The independent Project On Government Oversight said that they are “concerned that the proposed $65,000 civil penalty does not send a very loud message to other power plants about the need to implement new work hour rules that ensure security personnel remain capable of safely performing their duties. In fact, the proposed fine probably doesn’t even come close to covering the cost of NRC’s investigation into the matter.”
The NRC investigation determined that the plant’s security program “wasn’t significantly degraded” by the episodes.
But “the Notice of Violation notes that the specific violations for which the fine is being issued include a failure to adhere to an NRC requirement that armed responders maintain continuous communication with each alarm station and be available to immediately respond to threats,” the NRC said in its statement.

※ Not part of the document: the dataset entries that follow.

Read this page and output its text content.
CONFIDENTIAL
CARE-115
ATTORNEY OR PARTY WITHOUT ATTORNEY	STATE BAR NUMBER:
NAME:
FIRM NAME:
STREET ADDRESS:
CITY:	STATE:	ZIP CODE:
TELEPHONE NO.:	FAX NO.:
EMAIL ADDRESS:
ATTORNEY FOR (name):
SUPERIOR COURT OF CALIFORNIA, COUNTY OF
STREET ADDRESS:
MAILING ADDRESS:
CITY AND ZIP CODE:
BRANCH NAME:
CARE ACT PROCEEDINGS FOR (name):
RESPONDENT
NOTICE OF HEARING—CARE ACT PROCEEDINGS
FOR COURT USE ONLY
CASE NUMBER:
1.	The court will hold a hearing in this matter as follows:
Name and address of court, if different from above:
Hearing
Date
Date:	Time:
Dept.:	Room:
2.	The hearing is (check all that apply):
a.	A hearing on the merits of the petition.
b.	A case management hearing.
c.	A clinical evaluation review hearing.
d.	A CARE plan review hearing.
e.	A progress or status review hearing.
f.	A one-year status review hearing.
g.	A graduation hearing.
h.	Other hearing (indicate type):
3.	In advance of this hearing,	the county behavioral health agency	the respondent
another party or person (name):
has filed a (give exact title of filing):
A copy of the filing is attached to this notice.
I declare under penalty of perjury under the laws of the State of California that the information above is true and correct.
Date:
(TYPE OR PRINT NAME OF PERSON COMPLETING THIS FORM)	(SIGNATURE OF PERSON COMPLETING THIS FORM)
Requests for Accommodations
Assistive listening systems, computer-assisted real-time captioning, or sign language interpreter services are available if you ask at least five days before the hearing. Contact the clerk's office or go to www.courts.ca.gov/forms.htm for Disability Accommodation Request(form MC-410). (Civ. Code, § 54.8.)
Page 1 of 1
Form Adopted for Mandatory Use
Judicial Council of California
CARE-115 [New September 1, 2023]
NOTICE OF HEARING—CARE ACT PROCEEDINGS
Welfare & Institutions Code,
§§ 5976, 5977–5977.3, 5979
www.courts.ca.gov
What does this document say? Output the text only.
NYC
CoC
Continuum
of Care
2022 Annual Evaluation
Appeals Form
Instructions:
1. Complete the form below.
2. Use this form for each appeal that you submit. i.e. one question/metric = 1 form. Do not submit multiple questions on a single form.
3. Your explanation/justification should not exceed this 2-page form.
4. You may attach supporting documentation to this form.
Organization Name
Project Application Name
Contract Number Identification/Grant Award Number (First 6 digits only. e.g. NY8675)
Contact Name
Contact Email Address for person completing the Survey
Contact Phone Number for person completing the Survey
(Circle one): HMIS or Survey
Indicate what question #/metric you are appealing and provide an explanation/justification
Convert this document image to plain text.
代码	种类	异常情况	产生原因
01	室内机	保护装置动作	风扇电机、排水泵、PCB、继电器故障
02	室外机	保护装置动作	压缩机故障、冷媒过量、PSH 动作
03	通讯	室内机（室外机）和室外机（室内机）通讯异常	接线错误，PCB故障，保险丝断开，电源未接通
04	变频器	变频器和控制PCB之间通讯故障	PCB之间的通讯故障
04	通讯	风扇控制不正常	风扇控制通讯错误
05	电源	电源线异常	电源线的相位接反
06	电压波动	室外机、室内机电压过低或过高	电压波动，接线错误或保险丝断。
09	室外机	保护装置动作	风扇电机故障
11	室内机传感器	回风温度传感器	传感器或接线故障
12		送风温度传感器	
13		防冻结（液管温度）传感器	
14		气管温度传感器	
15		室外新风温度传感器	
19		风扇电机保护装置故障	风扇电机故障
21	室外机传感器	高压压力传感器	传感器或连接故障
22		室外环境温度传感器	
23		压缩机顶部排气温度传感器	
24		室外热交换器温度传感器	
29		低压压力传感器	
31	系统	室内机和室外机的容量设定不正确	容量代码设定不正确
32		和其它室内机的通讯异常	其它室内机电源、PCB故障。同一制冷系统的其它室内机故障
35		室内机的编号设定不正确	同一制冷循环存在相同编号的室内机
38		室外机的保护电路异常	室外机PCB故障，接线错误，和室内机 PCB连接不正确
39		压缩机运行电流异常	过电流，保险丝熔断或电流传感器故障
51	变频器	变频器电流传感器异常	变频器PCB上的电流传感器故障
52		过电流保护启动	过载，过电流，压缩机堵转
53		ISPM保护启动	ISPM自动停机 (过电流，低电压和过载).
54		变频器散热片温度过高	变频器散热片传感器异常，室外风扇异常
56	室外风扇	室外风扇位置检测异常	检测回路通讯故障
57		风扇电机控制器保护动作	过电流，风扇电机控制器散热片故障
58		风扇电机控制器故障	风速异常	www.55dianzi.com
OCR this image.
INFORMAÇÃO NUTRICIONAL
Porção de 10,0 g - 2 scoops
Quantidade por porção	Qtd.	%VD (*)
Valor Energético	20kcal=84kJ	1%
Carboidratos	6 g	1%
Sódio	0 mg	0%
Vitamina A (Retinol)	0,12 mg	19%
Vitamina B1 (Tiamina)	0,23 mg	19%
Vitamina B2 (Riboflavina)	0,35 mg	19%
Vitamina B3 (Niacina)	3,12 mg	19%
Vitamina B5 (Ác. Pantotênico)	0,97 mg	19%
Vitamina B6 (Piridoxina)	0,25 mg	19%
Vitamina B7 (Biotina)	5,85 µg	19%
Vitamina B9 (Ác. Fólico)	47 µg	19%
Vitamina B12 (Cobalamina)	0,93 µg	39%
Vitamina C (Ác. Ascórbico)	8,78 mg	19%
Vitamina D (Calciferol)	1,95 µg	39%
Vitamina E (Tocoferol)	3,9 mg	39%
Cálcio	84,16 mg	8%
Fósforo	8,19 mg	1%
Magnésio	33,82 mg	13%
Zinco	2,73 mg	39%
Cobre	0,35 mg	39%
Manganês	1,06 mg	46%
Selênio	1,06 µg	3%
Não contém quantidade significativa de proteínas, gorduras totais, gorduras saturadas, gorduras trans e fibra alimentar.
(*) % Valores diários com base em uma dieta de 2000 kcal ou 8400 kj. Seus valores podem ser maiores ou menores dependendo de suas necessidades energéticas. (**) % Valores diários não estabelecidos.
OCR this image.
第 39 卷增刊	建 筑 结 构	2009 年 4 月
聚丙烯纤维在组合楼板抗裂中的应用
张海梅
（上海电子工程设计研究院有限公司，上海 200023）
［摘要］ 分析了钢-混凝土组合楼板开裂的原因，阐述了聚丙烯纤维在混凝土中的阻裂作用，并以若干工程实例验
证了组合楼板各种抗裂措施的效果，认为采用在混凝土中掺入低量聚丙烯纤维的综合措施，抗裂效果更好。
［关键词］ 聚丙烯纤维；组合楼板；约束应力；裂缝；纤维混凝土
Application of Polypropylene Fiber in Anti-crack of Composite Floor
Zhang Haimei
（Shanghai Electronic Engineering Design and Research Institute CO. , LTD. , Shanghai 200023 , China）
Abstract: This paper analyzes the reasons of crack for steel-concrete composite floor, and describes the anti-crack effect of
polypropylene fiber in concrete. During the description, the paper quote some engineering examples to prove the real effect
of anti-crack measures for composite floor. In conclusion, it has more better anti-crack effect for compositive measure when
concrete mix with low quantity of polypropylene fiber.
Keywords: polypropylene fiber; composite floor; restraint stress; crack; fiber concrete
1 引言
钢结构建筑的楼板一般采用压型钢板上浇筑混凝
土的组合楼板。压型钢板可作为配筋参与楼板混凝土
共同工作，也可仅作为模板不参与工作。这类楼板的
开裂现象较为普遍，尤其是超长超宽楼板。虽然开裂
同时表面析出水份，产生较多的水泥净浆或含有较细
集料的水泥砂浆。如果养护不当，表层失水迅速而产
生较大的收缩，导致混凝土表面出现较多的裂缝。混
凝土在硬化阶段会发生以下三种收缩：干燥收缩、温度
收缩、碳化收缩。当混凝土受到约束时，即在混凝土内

The company has 30 days to pay the fine.
Exelon did not receive credit for identifying the problem, since the investigation was triggered by an allegation, the NRC said.
“We received video that guards were inattentive at the site,” said Diane Screnci, an NRC spokeswoman.
A civil penalty of $65,000 was deemed appropriate due to the company being “given credit for prompt and comprehensive corrective actions once the violations were identified,” the NRC said.
Exelon plans to pay the fine, and says that monitoring of plant security has improved since the incidents became known.
“We are able to have more direct oversight over our security now,” Exelon spokeswoman Beth Archer said.